Monday, October 03, 2005

A Strike in India: Part III

When public sector employees in India go on strike, they create economic disruption on a scale proportional to the importance of the public sector. Consider the days when Indian Airlines, a public sector carrier, was the sole domestic airline. A strike by its workers would—just like that!—shut down all air transport in India. Even today, despite the presence of some private airlines, a strike at Indian Airlines cripples air transport within India. The same goes for banks, post offices, railways, land-line phones, colleges and universities, you name it. The price that India is paying for its socialist past—during which the “commanding heights” of the economy were brought under state control—is that it has been taken hostage by the public sector employees’ unions. The government remains keenly aware that there policies must never, never, never alienate the unions; otherwise, the unions would strike and bring the economy to its knees.

This is actually well understood by most Indians. I have known many Indians in my life but have not met even one who expressed any real sympathy for strikes by public sector employees. Most Indians seethe with anger at the indignity of having to deal with public sector employees who they see as underperforming, corrupt, and unaccountable people, living it up at taxpayers’ expense. To make matters worse, they are unable to see a way out of the situation; as long as the public sector remains dominant the government will remain vulnerable to threats by the unions, and as long as the government remains vulnerable to the unions’ threats it will be unable to privatize the public sector and cut the unions down to size.

The only way out of this vicious circle may be for economists to keep making the case that we are in a vicious circle and to highlight the indignity of a large and proud nation being held hostage by a tiny minority of its citizens.
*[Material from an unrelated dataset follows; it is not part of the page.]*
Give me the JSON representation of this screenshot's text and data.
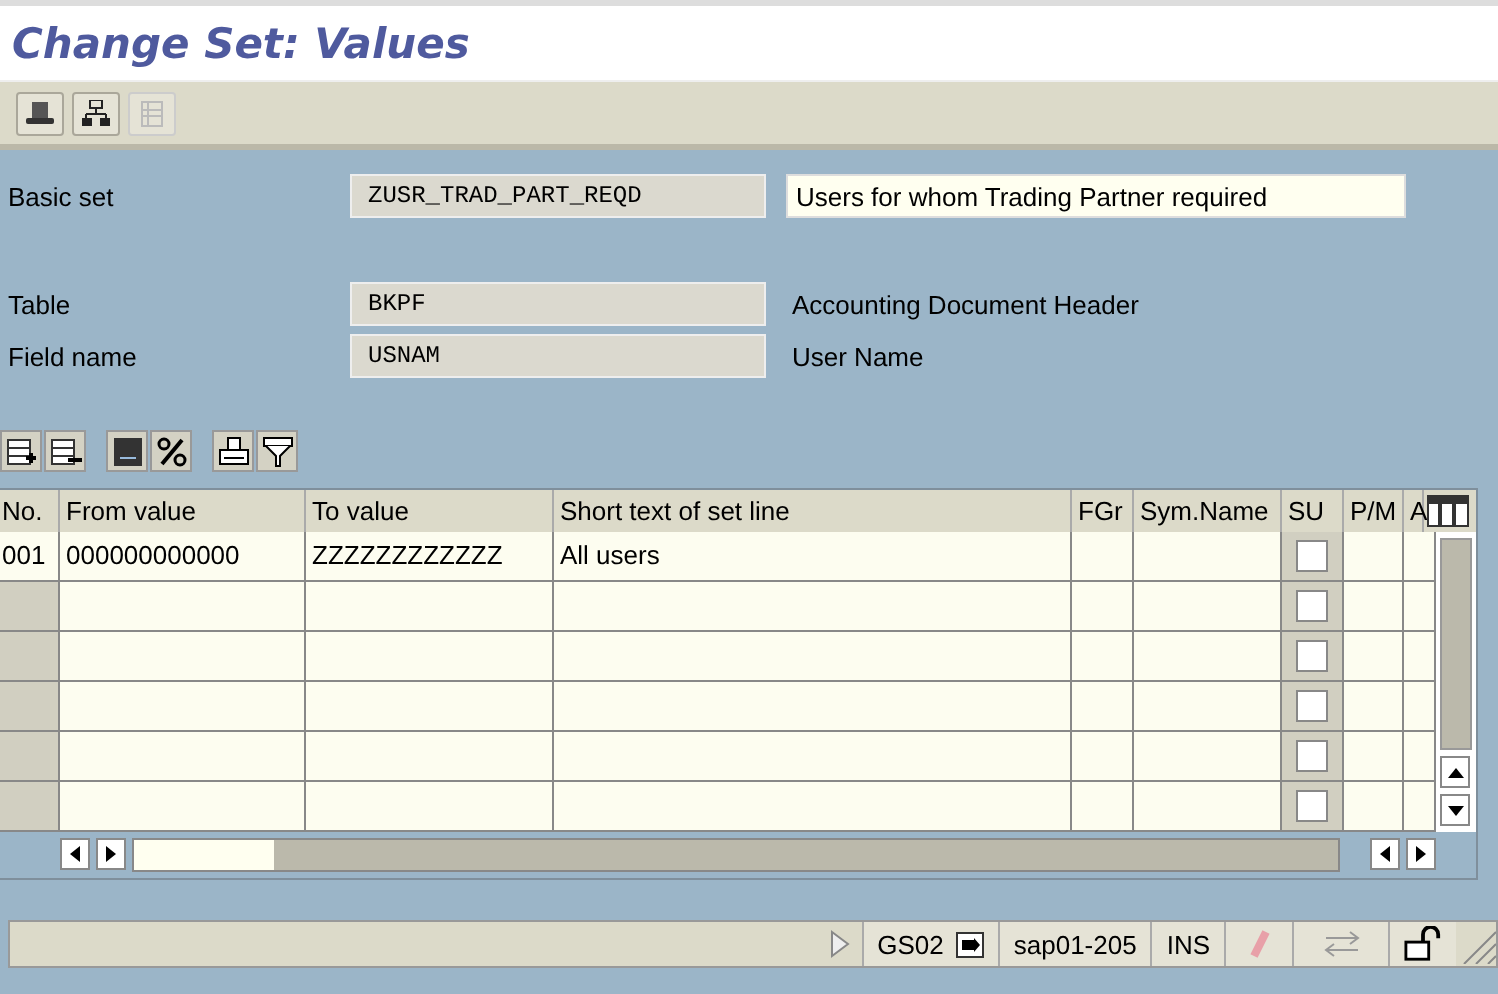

Another thing that economists could do—that no one else can—is to come up with a sound econometric estimate of the economic costs of having a humongous public sector, and to do whatever possible to make that rupee figure as much of a commonplace in India’s daily discourse as the GDP growth rate or the size of India’s foreign exchange reserves, two factoids that most educated Indians have at their fingertips.

Indians already know how awful a bind they are in with the public sector unions thanks to their socialist past. All that they need to win the fight against the unions is a vocabulary to express what they have known all along.
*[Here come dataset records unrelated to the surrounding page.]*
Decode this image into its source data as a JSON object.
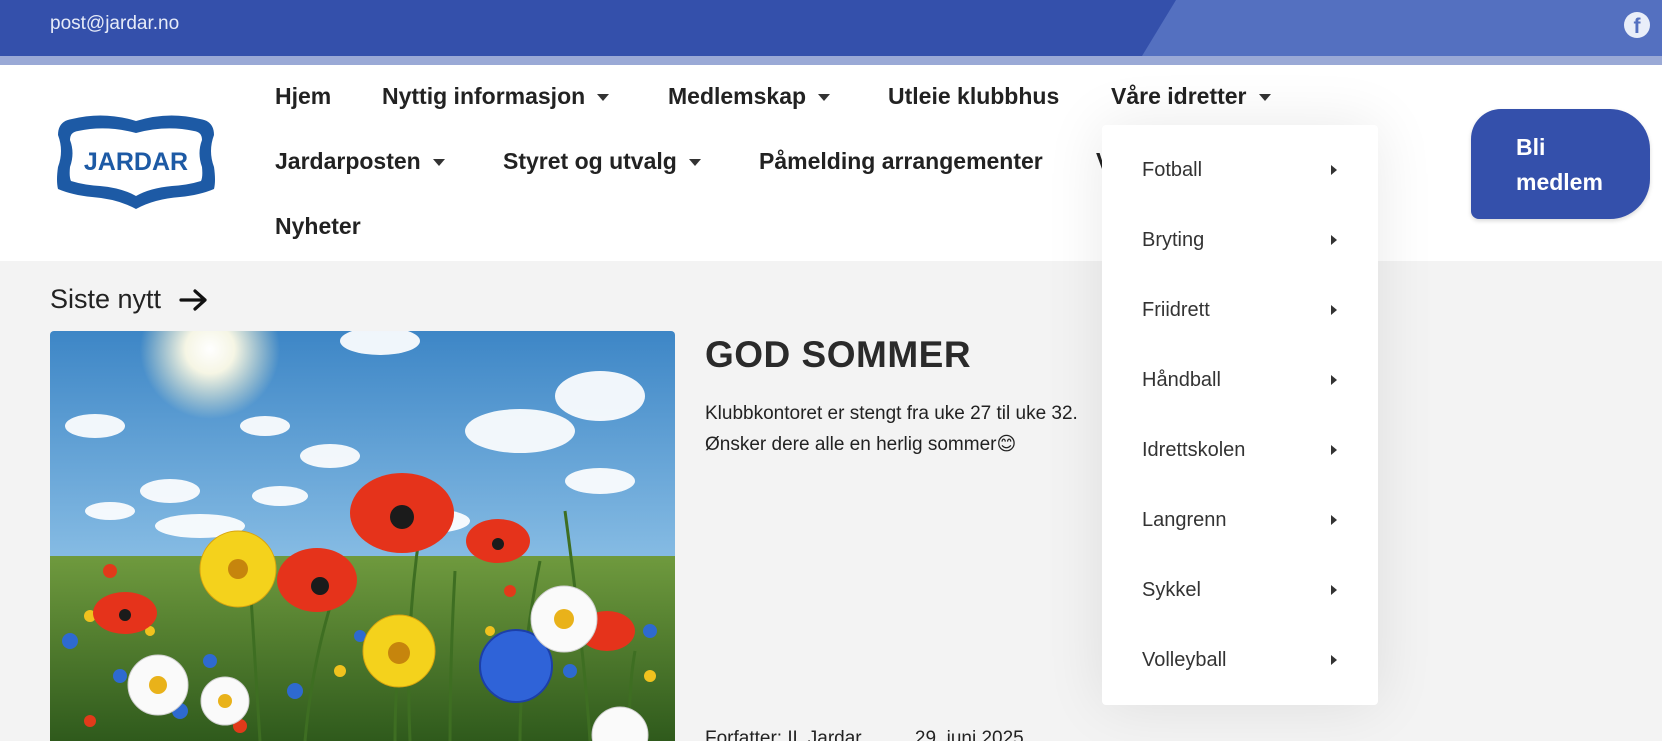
{
  "topbar": {
    "email": "post@jardar.no",
    "social_icon": "facebook-icon"
  },
  "logo": {
    "text": "JARDAR"
  },
  "nav": {
    "items": [
      {
        "label": "Hjem",
        "has_dropdown": false
      },
      {
        "label": "Nyttig informasjon",
        "has_dropdown": true
      },
      {
        "label": "Medlemskap",
        "has_dropdown": true
      },
      {
        "label": "Utleie klubbhus",
        "has_dropdown": false
      },
      {
        "label": "Våre idretter",
        "has_dropdown": true
      },
      {
        "label": "Jardarposten",
        "has_dropdown": true
      },
      {
        "label": "Styret og utvalg",
        "has_dropdown": true
      },
      {
        "label": "Påmelding arrangementer",
        "has_dropdown": false
      },
      {
        "label": "V",
        "has_dropdown": false
      },
      {
        "label": "Nyheter",
        "has_dropdown": false
      }
    ],
    "cta_line1": "Bli",
    "cta_line2": "medlem"
  },
  "dropdown": {
    "open_menu": "Våre idretter",
    "items": [
      "Fotball",
      "Bryting",
      "Friidrett",
      "Håndball",
      "Idrettskolen",
      "Langrenn",
      "Sykkel",
      "Volleyball"
    ]
  },
  "news": {
    "section_title": "Siste nytt",
    "post": {
      "title": "GOD SOMMER",
      "line1": "Klubbkontoret er stengt fra uke 27 til uke 32.",
      "line2": "Ønsker dere alle en herlig sommer😊",
      "author": "Forfatter: IL Jardar",
      "date": "29. juni 2025"
    }
  },
  "colors": {
    "brand_blue": "#3450ab",
    "brand_blue_light": "#5470c0",
    "stripe": "#9aa9d6"
  }
}
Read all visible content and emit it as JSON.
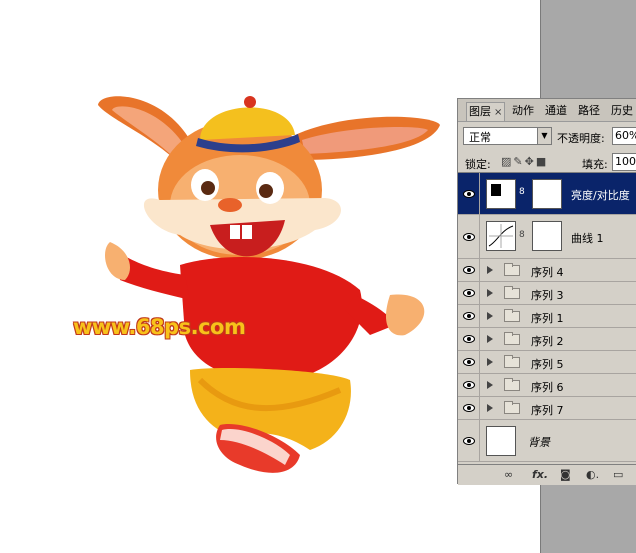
{
  "watermark": "www.68ps.com",
  "panel": {
    "tabs": [
      {
        "label": "图层",
        "close": "×"
      },
      {
        "label": "动作"
      },
      {
        "label": "通道"
      },
      {
        "label": "路径"
      },
      {
        "label": "历史"
      }
    ],
    "blend_mode": "正常",
    "opacity_label": "不透明度:",
    "opacity_value": "60%",
    "lock_label": "锁定:",
    "fill_label": "填充:",
    "fill_value": "100%",
    "layers": [
      {
        "name": "亮度/对比度",
        "type": "adjustment",
        "selected": true
      },
      {
        "name": "曲线 1",
        "type": "adjustment",
        "selected": false
      },
      {
        "name": "序列 4",
        "type": "group"
      },
      {
        "name": "序列 3",
        "type": "group"
      },
      {
        "name": "序列 1",
        "type": "group"
      },
      {
        "name": "序列 2",
        "type": "group"
      },
      {
        "name": "序列 5",
        "type": "group"
      },
      {
        "name": "序列 6",
        "type": "group"
      },
      {
        "name": "序列 7",
        "type": "group"
      },
      {
        "name": "背景",
        "type": "background"
      }
    ],
    "footer_icons": [
      "link-icon",
      "fx-icon",
      "mask-icon",
      "adjustment-icon",
      "new-group-icon"
    ]
  }
}
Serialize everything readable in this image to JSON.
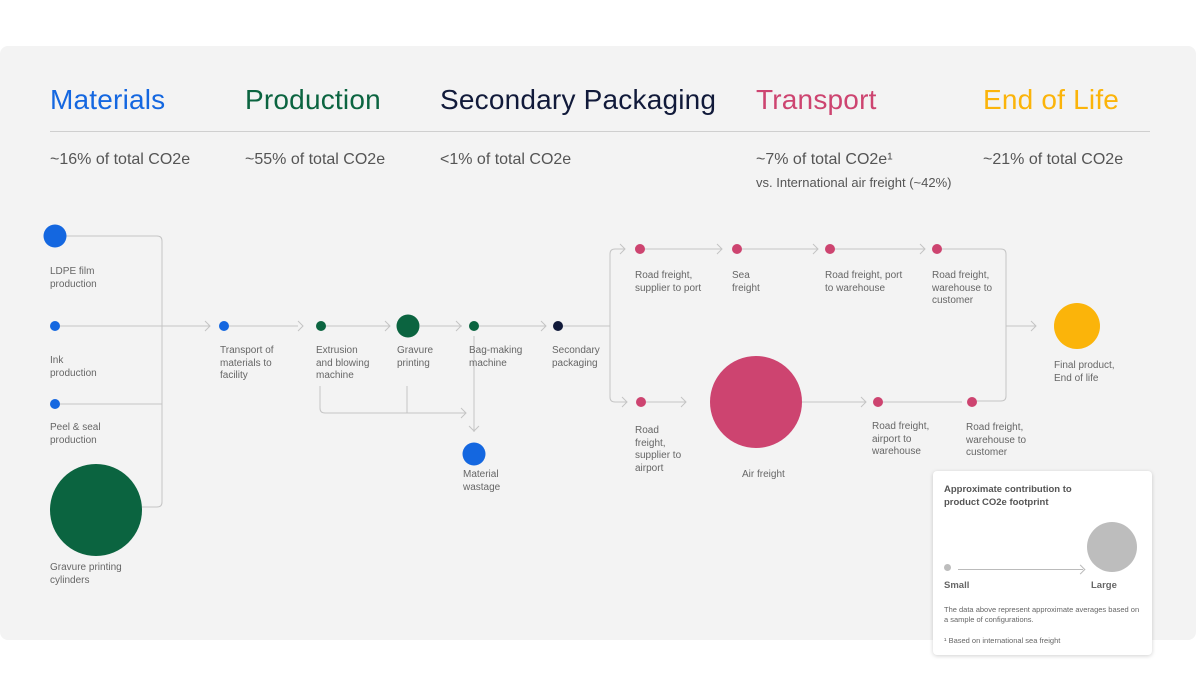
{
  "colors": {
    "materials": "#1467e0",
    "production": "#0b6440",
    "secondary_packaging": "#111a3a",
    "transport": "#cd4470",
    "end_of_life": "#fbb40a",
    "line": "#c4c4c4"
  },
  "stages": [
    {
      "key": "materials",
      "title": "Materials",
      "share": "~16% of total CO2e",
      "note": ""
    },
    {
      "key": "production",
      "title": "Production",
      "share": "~55% of total CO2e",
      "note": ""
    },
    {
      "key": "secondary_packaging",
      "title": "Secondary Packaging",
      "share": "<1% of total CO2e",
      "note": ""
    },
    {
      "key": "transport",
      "title": "Transport",
      "share": "~7% of total CO2e¹",
      "note": "vs. International air freight (~42%)"
    },
    {
      "key": "end_of_life",
      "title": "End of Life",
      "share": "~21% of total CO2e",
      "note": ""
    }
  ],
  "nodes": [
    {
      "id": "ldpe",
      "stage": "materials",
      "label": [
        "LDPE film",
        "production"
      ]
    },
    {
      "id": "ink",
      "stage": "materials",
      "label": [
        "Ink",
        "production"
      ]
    },
    {
      "id": "peel",
      "stage": "materials",
      "label": [
        "Peel & seal",
        "production"
      ]
    },
    {
      "id": "cylinders",
      "stage": "production",
      "label": [
        "Gravure printing",
        "cylinders"
      ]
    },
    {
      "id": "transport_facility",
      "stage": "materials",
      "label": [
        "Transport of",
        "materials to",
        "facility"
      ]
    },
    {
      "id": "extrusion",
      "stage": "production",
      "label": [
        "Extrusion",
        "and blowing",
        "machine"
      ]
    },
    {
      "id": "gravure",
      "stage": "production",
      "label": [
        "Gravure",
        "printing"
      ]
    },
    {
      "id": "bagmaking",
      "stage": "production",
      "label": [
        "Bag-making",
        "machine"
      ]
    },
    {
      "id": "wastage",
      "stage": "materials",
      "label": [
        "Material",
        "wastage"
      ]
    },
    {
      "id": "secondary",
      "stage": "secondary_packaging",
      "label": [
        "Secondary",
        "packaging"
      ]
    },
    {
      "id": "road_port",
      "stage": "transport",
      "label": [
        "Road freight,",
        "supplier to port"
      ]
    },
    {
      "id": "sea",
      "stage": "transport",
      "label": [
        "Sea",
        "freight"
      ]
    },
    {
      "id": "road_port_wh",
      "stage": "transport",
      "label": [
        "Road freight, port",
        "to warehouse"
      ]
    },
    {
      "id": "road_wh_cust_top",
      "stage": "transport",
      "label": [
        "Road freight,",
        "warehouse to",
        "customer"
      ]
    },
    {
      "id": "road_airport",
      "stage": "transport",
      "label": [
        "Road",
        "freight,",
        "supplier to",
        "airport"
      ]
    },
    {
      "id": "air",
      "stage": "transport",
      "label": [
        "Air freight"
      ]
    },
    {
      "id": "road_airport_wh",
      "stage": "transport",
      "label": [
        "Road freight,",
        "airport to",
        "warehouse"
      ]
    },
    {
      "id": "road_wh_cust_bot",
      "stage": "transport",
      "label": [
        "Road freight,",
        "warehouse to",
        "customer"
      ]
    },
    {
      "id": "final",
      "stage": "end_of_life",
      "label": [
        "Final product,",
        "End of life"
      ]
    }
  ],
  "legend": {
    "title": "Approximate contribution to product CO2e footprint",
    "small": "Small",
    "large": "Large",
    "note": "The data above represent approximate averages based on a sample of configurations.",
    "footnote": "¹ Based on international sea freight"
  }
}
In the rest of today’s entry, I will talk about another aspect of the role of India’s public sector unions that has not been discussed much: the fact that they are an anti-democratic force.
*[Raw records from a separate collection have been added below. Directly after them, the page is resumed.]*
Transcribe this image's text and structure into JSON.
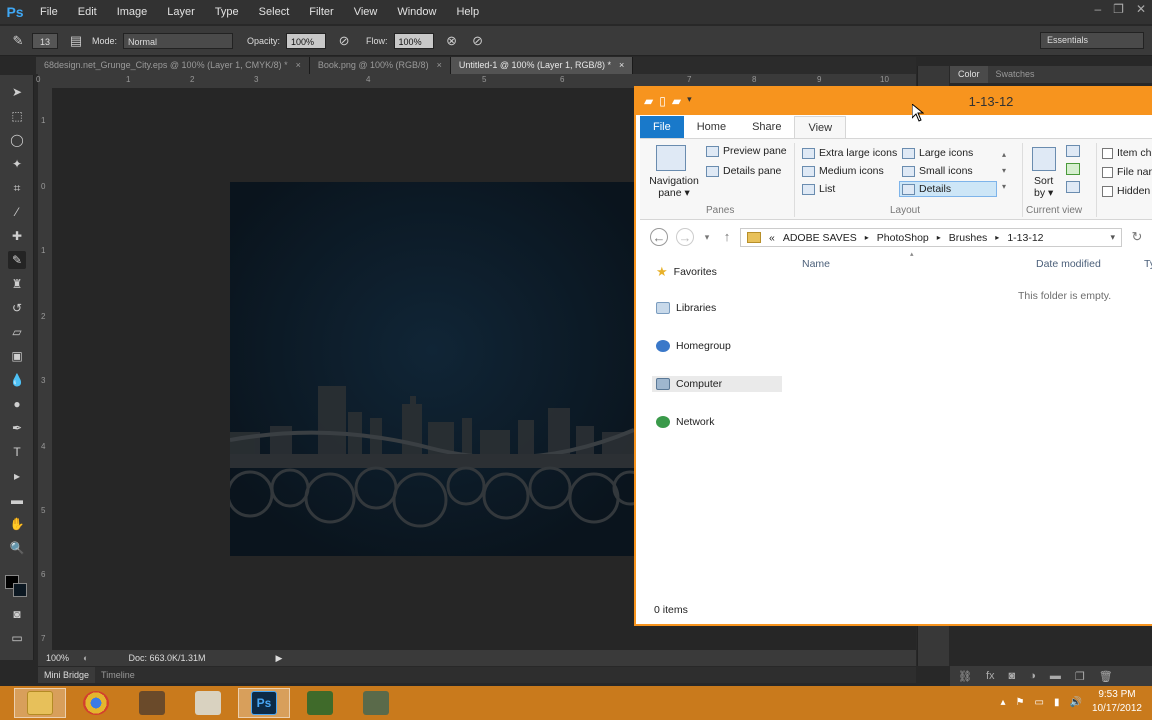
{
  "photoshop": {
    "logo": "Ps",
    "menu": [
      "File",
      "Edit",
      "Image",
      "Layer",
      "Type",
      "Select",
      "Filter",
      "View",
      "Window",
      "Help"
    ],
    "options": {
      "brush_size": "13",
      "mode_label": "Mode:",
      "mode_value": "Normal",
      "opacity_label": "Opacity:",
      "opacity_value": "100%",
      "flow_label": "Flow:",
      "flow_value": "100%"
    },
    "workspace": "Essentials",
    "doc_tabs": [
      {
        "label": "68design.net_Grunge_City.eps @ 100% (Layer 1, CMYK/8) *",
        "close": "×"
      },
      {
        "label": "Book.png @ 100% (RGB/8)",
        "close": "×"
      },
      {
        "label": "Untitled-1 @ 100% (Layer 1, RGB/8) *",
        "close": "×"
      }
    ],
    "ruler_top_ticks": [
      "0",
      "1",
      "2",
      "3",
      "4",
      "5",
      "6",
      "7",
      "8",
      "9",
      "10"
    ],
    "ruler_left_ticks": [
      "1",
      "0",
      "1",
      "2",
      "3",
      "4",
      "5",
      "6",
      "7"
    ],
    "status": {
      "zoom": "100%",
      "doc": "Doc: 663.0K/1.31M"
    },
    "bottom_tabs": [
      "Mini Bridge",
      "Timeline"
    ],
    "panel_tabs": [
      "Color",
      "Swatches"
    ]
  },
  "explorer": {
    "title": "1-13-12",
    "ribbon_tabs": [
      "File",
      "Home",
      "Share",
      "View"
    ],
    "panes": {
      "navigation_pane": "Navigation",
      "navigation_pane2": "pane",
      "preview_pane": "Preview pane",
      "details_pane": "Details pane",
      "label": "Panes"
    },
    "layout": {
      "extra_large": "Extra large icons",
      "large": "Large icons",
      "medium": "Medium icons",
      "small": "Small icons",
      "list": "List",
      "details": "Details",
      "label": "Layout"
    },
    "current_view": {
      "sort_by": "Sort",
      "sort_by2": "by",
      "label": "Current view"
    },
    "show_hide": {
      "item_check": "Item ch",
      "file_name": "File nar",
      "hidden": "Hidden"
    },
    "address": [
      "«",
      "ADOBE SAVES",
      "PhotoShop",
      "Brushes",
      "1-13-12"
    ],
    "nav_items": [
      "Favorites",
      "Libraries",
      "Homegroup",
      "Computer",
      "Network"
    ],
    "columns": [
      "Name",
      "Date modified",
      "Ty"
    ],
    "empty_message": "This folder is empty.",
    "item_count": "0 items"
  },
  "taskbar": {
    "clock_time": "9:53 PM",
    "clock_date": "10/17/2012"
  }
}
Some Indians may see the Indian curse of periodic public sector strikes as an essential (or, at any rate, inevitable) part of the boisterous pageantry of democracy and may, as a result, look upon these strikes somewhat indulgently. I, on the other hand, have lately begun to see a darkly anti-democratic side to India’s public sector strikes.

In a democracy, government policies are supposed to be determined by—and only by—the popular will as expressed through the ballot box. Given that public sector strikes (and the threats thereof) surely do influence the Indian government’s policies (especially those regarding privatization of the public sector, the disciplining of underperforming or corrupt public sector employees, and the salaries of public sector employees), it follows that public sector strikes must necessarily be anti-democratic.

If one admits—as I believe most Indians would—that India’s democratically elected governments would (a) privatize the public sector faster, (b) try harder to punish underperforming and corrupt public sector employees, and (c) slow the rate of salary increases for public sector employees, were it not for the threat of strikes by public sector employees, then one would be admitting that public sector strikes do affect the decisions made by India’s governments. And that admission would be tantamount to an admission that public sector unions are an anti-democratic presence in Indian society.

It is abundantly clear that government policies in India on privatization, on the disciplining of underperforming or corrupt public sector employees, and on public sector salaries would have been significantly different were it not for the threat of strikes. In other words, the constant threat of strikes is pushing India off the course dictated by the ballot box. Moreover, this distortion is being brought about by a small minority—in the billion-strong Indian population—that happens to have the disproportionate power to cripple the economy through strikes.

Ideally, a government in a democracy should come to power by winning a majority of all votes. As long as it does not violate the Constitution, the new administration should be able to formulate its policies freely and govern freely during its term of office, at the end of which there would be another election in which the people would render their verdict on what the outgoing administration did while in power. Now, how can it be democratic if, say, ten thousand railway employees go on strike halfway through the government’s term of office, bring the economy to its knees by shutting down the entire rail network for a month, and compel the democratically elected government to abandon its privatization policies? And how would this be different from, say, a military coup?

I think it is high time for Indians to realize that the public sector is not just taking a bite out of the economy; it is handcuffing India’s precious democracy.